ARE WE PORN THIS WAY?
“The problem with the young ones is that they get all their moves from porn!” said a girl friend of mine at dinner the other day. “They have no idea what a girl wants and they think they have to try the most ridiculous positions. You have to hold them still and tell them to calm down. Take it easy. This isn’t how people have sex in the real world.”
I was amused to hear that. My boyfriend and I try things out from porn quite often. It’s not like we systematically go through every move we’ve seen, but it definitely influences our ‘real world’ sex. I can tell exactly what kind of porn he’s been watching when the style changes, new phrases creep into the dirty talk or the tempo quickens to match some of our favourite genres.
And why not? Those directors didn’t spend years honing their cinematographic skills only to have them wasted on unappreciative audiences. Those actors aren’t there to be misunderstood in their time or ignored in their art.
Society’s disapproval of porn makes me angry, in fact. Why is it considered so scandalous to enjoy watching people have sex? Why do people talk about it in hushed tones as if only degenerates or those who are deeply unhappy watch it? Many straight couples, from what I can tell, consider it a betrayal of trust. You couldn’t possibly love me and find other people hot, goes the bizarre logic. It means I’m not enough for you. Conservatives hide behind ‘family values’ or religion, but actually they just don’t want anyone else to have a good time.
When South Africa’s proposed porn channel was banned, I was ready to take to the streets in protest. It’s not that I’m so into porn that I want to die on my sword for it. But the principle really pisses me off. If you don’t want to watch something, then don’t watch it. There’s no need to go banning things all over the place. This isn’t North Korea.

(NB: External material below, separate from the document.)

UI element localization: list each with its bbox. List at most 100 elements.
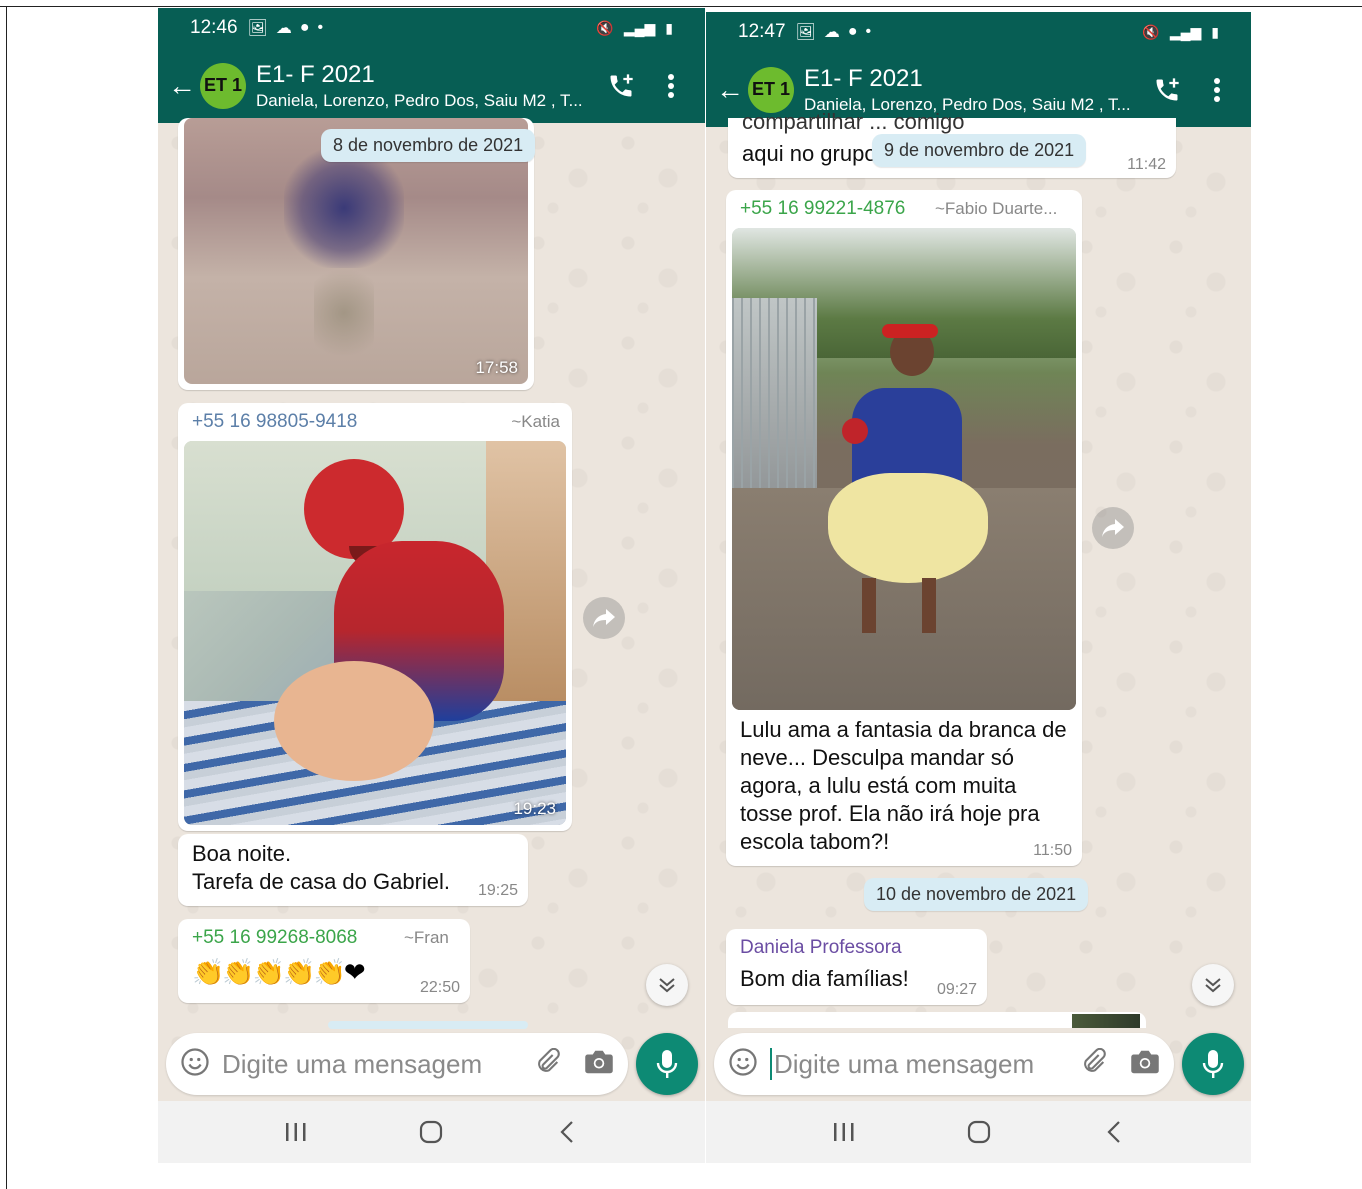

But my friend’s comment did remind me that porn, and the techniques propagated in it, is perhaps not hugely enjoyable for girls. Conventional wisdom dictates that girls are less visual when it comes to sex, after all. They don’t find porn all that fascinating because their sexuality is more about emotion than abs, and who is doing the moves is more important than what they are.
I have never dated a girl for long enough to know if that’s true (my longest sexual liaison with a girl having lasted exactly not one instant) but I would imagine that, as with all generalisations, there are plenty of people for whom it is not. My hunch is that women are more afraid of admitting to sexual fantasies because we live in a patriarchal society in which women are shamed and men are celebrated for the same sexual acts.
And to be sure, there are some brands of porn that degrade women. Ted Bundy famously blamed violent pornography for his descent into serial killing. But most porn isn’t violent, and most people who watch it aren’t serial killers.
Most porn is just light-hearted sexual fun and plain old escapism. It helps provide sexual release to the frustrated, lonely and bored. It’s an excuse to marvel at the beautiful human form, an exercise in imagination and fantasy and sometimes, when the lines and acting are particularly bad, a good laugh. It may not provide the best blue-print for healthy, happy relationships, but nor do most Hollywood movies – and at least porn doesn’t pretend to be about love.
It’s especially infuriating that gay porn is considered more scandalous than the straight kind. If anything, gay porn is less dangerous because it doesn’t riff off the same patriarchal power structure. You can’t take any lessons from it about how to treat men, because both (or all) roles are being played by them. Even if you like it rough, both abuser and abusee in the fantasy are the same sex. No one group of people is portrayed as powerless.
Gay culture’s embrace of pornography, however, is killing the art of flirtation. Guys send each other cock shots as hellos on dating sites these days, when a friendly smile or witty comment used to break the ice. A friend of mine received a message on social media the other day, from someone he had never laid eyes on before, that read as follows (and I quote it verbatim):
“I wanna be your cum-dump, bubble-butt, bottom boi”
The alliteration is quite poetic, I suppose. And it’s always flattering to know that you exude the kind of raw sexual magnetism in your profile picture that makes people say things like that to you, unprovoked. But what the hell kind of message is that? Are we really speaking like that to one another now? Is that how we seduce and charm? Lines like that are ridiculous enough in porn, but when they’re used without even knowing what someone looks like in the flesh, without even the shallow intimacy of actually being in bed with them – hhayibo! It’s so unbelievably tacky. It’s so transactional and entitled.
And therein lies the one problem with porn. It is objectifying. And objectification has a nasty edge to it.
Because we’re all men, that objectification isn’t offensive or unequally distributed. And there is nothing wrong with appreciating, being or playing with a delicious sexual object every now and again. But when it becomes all we see in others, and all we think we have to offer when striking up a conversation – that is depressingly dehumanising.
Perhaps there’s some truth in what my friend said, after all. While we disagree about the recreational appeal of porn-style sex in real life, I have to agree with her that if it shouldn’t be the only kind of sex on offer. It’s healthy to have, watch and play out sexual fantasies, and to loosen up about porn. It’s also healthy to remember that it’s another human you’re having sex with, and they probably have more to offer than some badly scripted lines and awkward, camera-friendly moves.